Je nach Wetter und äußeren Umständen wird Kleidung schnell oder weniger schnell dreckig. Dann muss sie gewaschen werden. Doch das Wäschewaschen ist eine der unbeliebtesten Haushaltsaufgaben. Es nimmt Zeit in Anspruch, die man auch für etwas anderen nutzen könnte. Doch das Waschen an sich ist noch das kleinere übel. Was die meisten Menschen viel mehr an den Nerven zerrt, ist, dass die Wäsche nach dem Waschen zum Trocknen aufgehangen werden muss. Bevor sie dann trocken ist, vergehen mehrere Stunden und über diese Zeit steht dann meist ein unschöner Wäscheständer im Weg herum. Zumindest ist dies so, wenn nicht gerade Sommer ist und die Wäsche im Freien getrocknet werden kann.
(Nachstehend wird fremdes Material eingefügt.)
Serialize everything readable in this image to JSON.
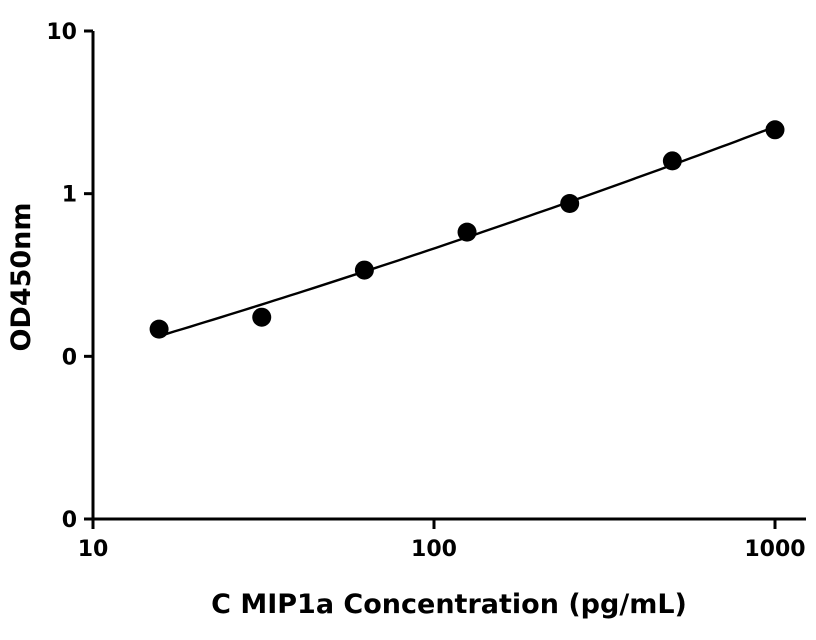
{
  "chart_data": {
    "type": "scatter",
    "title": "",
    "xlabel": "C MIP1a Concentration (pg/mL)",
    "ylabel": "OD450nm",
    "x_scale": "log",
    "y_scale": "log",
    "xlim": [
      10,
      1000
    ],
    "ylim": [
      0.01,
      10
    ],
    "x_ticks": [
      {
        "value": 10,
        "label": "10"
      },
      {
        "value": 100,
        "label": "100"
      },
      {
        "value": 1000,
        "label": "1000"
      }
    ],
    "y_ticks": [
      {
        "value": 0.01,
        "label": "0"
      },
      {
        "value": 0.1,
        "label": "0"
      },
      {
        "value": 1,
        "label": "1"
      },
      {
        "value": 10,
        "label": "10"
      }
    ],
    "grid": false,
    "legend": "none",
    "marker_color": "#000000",
    "series": [
      {
        "x": [
          15.625,
          31.25,
          62.5,
          125,
          250,
          500,
          1000
        ],
        "y": [
          0.147,
          0.174,
          0.339,
          0.58,
          0.87,
          1.59,
          2.47
        ],
        "fit": "smooth curve"
      }
    ]
  }
}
Wenig Zeit, da hilft nur Technik

Weil es vielen Menschen zu viel Stress ist, in der ja sowieso schon stressigen Welt, legen sie sich einen Wäschetrockner zu, der in verschiedenen Regionen auch unterschiedliche Namen hat. In der Schweiz heißen Wäschetrockner tumble dryer, nach dem englischen Tumbler. Und auch die Nordeutschen haben einen ähnlichen Begriff für den zeitsparenden Wäschetrockner – hier heißt er „Tümmler“. Egal wie er aber genannt wird, er erfüllt inzwischen auf der ganzen Welt seinen Zweck. Seine Geschichte begann dabei erst im Jahr 1958. Der erste europäische Wäschetrockner wurde damals von Miele gebaut. Um 1800 gab es aber schon einen handbetriebenen Wäschetrockner. Bis heute veränderte sich nur das Design und es kamen einige Funktionen hinzu. Das Funktionsprinzip blieb aber das gleiche. Den ersten elektrischen Wäschetrockner gab es zu Beginn des 20. Jahrhunderts. 1940 konnte man das erste mal durch ein Glasfenster beim Trocknen zuschauen.

Energie sparen

Ein Wäschetrockner verbraucht ziemlich viel Strom. Deshalb sollte er nur im Notfall genutzt werden, wenn es wirklich einmal schnell gehen muss. Besonders im Sommer sollten Sie aber auf den Wäschetrockner verzichten, da die Sonne die Wäsche dann eben so schnell trocknen kann.